Can I run analytical queries directly against a Cloud SQL read replica?
Yes, but with caution. Read replicas are full Postgres or MySQL instances and accept any read-only query, so a BI tool can connect directly. The risk is that long-running analytical queries hold snapshots that prevent the replica from advancing replication, causing lag to grow. For sustained analytical load on Postgres, AlloyDB read pools are a better fit because adding nodes is cheaper and the columnar engine accelerates scans.

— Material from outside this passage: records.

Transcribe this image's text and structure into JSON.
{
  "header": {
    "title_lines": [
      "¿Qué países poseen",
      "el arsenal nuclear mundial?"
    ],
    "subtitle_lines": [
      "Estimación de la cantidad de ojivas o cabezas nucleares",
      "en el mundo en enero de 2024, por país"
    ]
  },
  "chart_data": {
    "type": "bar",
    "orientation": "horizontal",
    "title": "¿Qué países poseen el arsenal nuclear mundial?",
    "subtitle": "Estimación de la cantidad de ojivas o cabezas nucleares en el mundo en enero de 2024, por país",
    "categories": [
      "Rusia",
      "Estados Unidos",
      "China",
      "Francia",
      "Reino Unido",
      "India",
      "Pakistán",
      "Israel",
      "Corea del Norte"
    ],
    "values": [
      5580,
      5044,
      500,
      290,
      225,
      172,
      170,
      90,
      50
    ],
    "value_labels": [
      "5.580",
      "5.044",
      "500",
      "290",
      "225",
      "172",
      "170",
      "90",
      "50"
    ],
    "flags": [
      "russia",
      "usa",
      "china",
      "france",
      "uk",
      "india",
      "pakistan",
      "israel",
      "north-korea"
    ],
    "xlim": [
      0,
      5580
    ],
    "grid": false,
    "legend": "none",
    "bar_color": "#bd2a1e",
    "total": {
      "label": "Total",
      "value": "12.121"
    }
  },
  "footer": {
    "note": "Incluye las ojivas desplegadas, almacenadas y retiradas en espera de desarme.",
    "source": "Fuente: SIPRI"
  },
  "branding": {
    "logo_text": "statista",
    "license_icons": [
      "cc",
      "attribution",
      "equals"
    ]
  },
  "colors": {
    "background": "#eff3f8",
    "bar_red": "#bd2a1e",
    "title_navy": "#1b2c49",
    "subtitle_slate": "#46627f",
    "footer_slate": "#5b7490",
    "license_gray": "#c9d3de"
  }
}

What latency should I expect from Datastream into BigQuery?
End-to-end latency from a source commit to query availability in BigQuery is normally between 15 and 60 seconds for steady-state streams. Initial backfills of historical data take longer and depend on source database size and network throughput. Slot lag on the source database is the leading indicator to watch — if it grows for more than a few minutes, the stream is falling behind.
Are BigQuery federated queries to Cloud SQL or AlloyDB billed differently?
Federated queries themselves are billed as standard BigQuery query jobs based on bytes processed by the BigQuery side, but the source database also pays its own CPU and memory cost for the underlying scan. There is no separate per-query fee, but a federated call against a large table can spike the source database's load profile. Plan capacity on both sides, not just on BigQuery.
Does the AlloyDB columnar engine require schema changes?
No. The columnar engine works on existing tables and is transparent to queries. You enable it at the cluster level, allocate memory, and either let the recommender choose columns or call google_columnar_engine.add_table() explicitly. Application code does not change, and queries that do not benefit from columnar execution continue to use the row store with no penalty.